With some shapely Iron to manhandle, wheelworldreviews Editor DAVID HOOPER gets to grips with one of Harley-Davidson’s latest machines.

David Hooper getting himself noticed riding the Harley-Davidson 883 Iron.

WHEN it comes to iconic brands, Harley-Davidson has to be up there with the best of them. Mention the word Harley to any biker, and you will immediately have their undivided attention.

Even people who don’t know much about bikes, will know of the brand from Milwaukee, Wisconsin. My 16-year-old son, for example, knew that it was a Harley-Davidson that Arnie rode in the Terminator films.

The distinctive sound of their engines is unmistakable, but for many bikers who buy a Harley-Davidson, it’s not just about owning a motorcycle with a history rooted deep in American culture, it’s about buying into a lifestyle.

Harley riders are a committed bunch.

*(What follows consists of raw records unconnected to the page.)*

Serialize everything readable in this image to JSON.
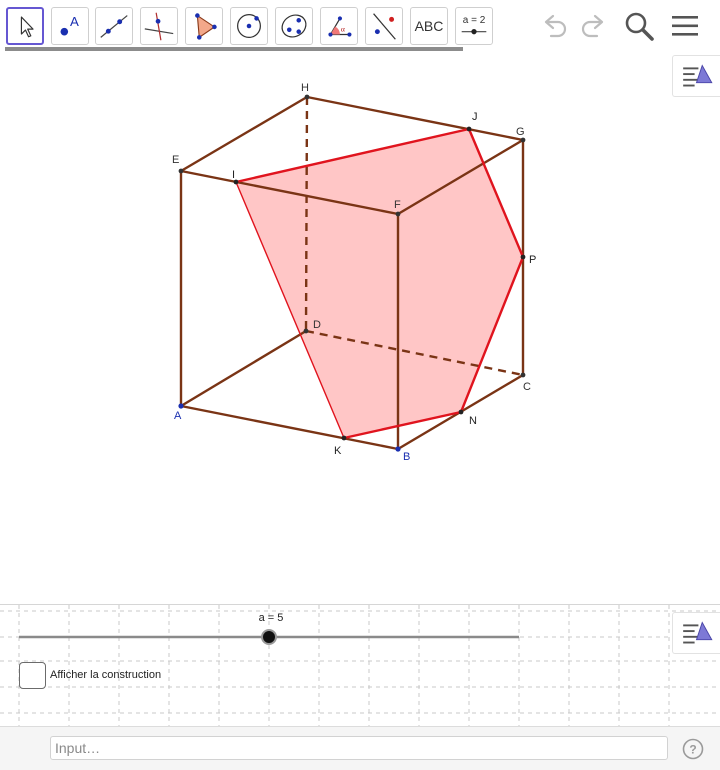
{
  "toolbar": {
    "text_tool_label": "ABC",
    "slider_tool_label": "a = 2",
    "point_tool_label": "A"
  },
  "graphics": {
    "vertices": {
      "A": "A",
      "B": "B",
      "C": "C",
      "D": "D",
      "E": "E",
      "F": "F",
      "G": "G",
      "H": "H",
      "I": "I",
      "J": "J",
      "K": "K",
      "N": "N",
      "P": "P"
    },
    "colors": {
      "cube_edges": "#7a3415",
      "section_edges": "#e0141e",
      "section_fill": "#ffbcbc",
      "base_point_label": "#1a2fb0",
      "point_label": "#222222"
    }
  },
  "graphics2": {
    "slider_label": "a = 5",
    "slider_value": 5,
    "checkbox_label": "Afficher la construction",
    "checkbox_checked": false
  },
  "inputbar": {
    "placeholder": "Input…"
  },
  "icons": [
    "move-arrow-icon",
    "point-icon",
    "line-icon",
    "perpendicular-icon",
    "polygon-icon",
    "circle-icon",
    "conic-icon",
    "angle-icon",
    "reflect-icon",
    "text-icon",
    "slider-icon",
    "undo-icon",
    "redo-icon",
    "search-icon",
    "menu-icon",
    "style-bar-icon",
    "help-icon"
  ]
}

There is a strong owner’s club known as HOG (Harley Owners Group) and very active Chapters, or regional clubs, in Lincolnshire and all over the UK, whose mission is to “To Ride and have fun”. Many owners take great pride in their machines and often spend small fortunes customising their bikes to the enth degree.

So when I was invited to try one of the latest models, I had to give it a whirl. Just the mention of the bike’s name, the 883 Iron, conjures up images of America’s industrial heartland – steel foundries with smoke rising from chimney stacks – but I was impressed with how refined this stylish Sportster model was to ride.

Still being relatively new to bikes, I didn’t want anything too heavy, or daunting to ride, and for me, the Iron was the perfect introduction to the brand.

Gleaming in the sunshine, the black paint and shiny chrome make an impressive sight.

My first impressions were of a great looking bike, with twin chrome exhausts gleaming in the sunshine. When the guy who delivered it for me started it up, it sounded fantastic, and I could feel the hairs on the back of my neck stand up.

The 883 Iron is available in two colours, the black denim finish on the bike I’ve been testing, or brilliant silver denim.  Its black 13-spoke cast aluminium wheels  give it a distinctive look and I couldn’t wait for my first ride.

You see many a Harley rider in jeans, T-shirt, and a pair of sun glasses, but still being relatively new to bikes, I’m not that brave, so suitably clad with my waterproof Bone Dry jacket, and my Arai helmet, I was ready for off, but couldn’t help thinking that the Union Flags on my smart new helmet, should have been swopped for the American Stars and Stripes!

I set off fairly gingerly, the bike feels heavy to manoeuvre at low speeds, but as soon as it’s on the move, its weight seems to disappear and I found it very easy to get on with and quickly felt at home.

Driven by a belt, rather than a chain, the riding position is comfortable, even after a couple of hours, and I loved the sound of its V-twin engine, which had bags of low-end torque which means the bike pulls in almost any gear, from any speed. There are five gears to choose from, and once up to fifth, it cruises effortlessly, but at motorway speeds, the lack of any fairing makes you feel a bit like a sail.

The instrumentation was about as simple as it gets – just the speedometer, but it included two trip meters and a low fuel warning indicator, which is always handy.

The rear lights and indicators were built into the same light unit, and I loved the self-cancelling feature on the indicators which has obvious safety benefits should the rider forget to turn them off.

The bike comes with an alarm and a proximity sensor, so that if anyone approaches it without the key, the alarm will sound.

When it was time to hand back the keys, I was sorry to see it go. Although it was a new bike, it had lots of character and although I only rode it for a few days, I now “get” the Harley thing and am already looking forward to trying another bike from this iconic manufacturer from the US of A.

Well – where else could you take a Harley for a picture?

Rating: ★★★★★☆

THE VITAL STATISTICS

Model: Harley-Davidson 883 Iron.

Engine: 883cc air-cooled, Evolution.

Transmission: 5-speed.

Weight: 251kg.

Seat height: 735mm.

Fuel tank: 12.5 litres.

Price: From £5,990 on the road.

Warranty: 24 months unlimited mileage.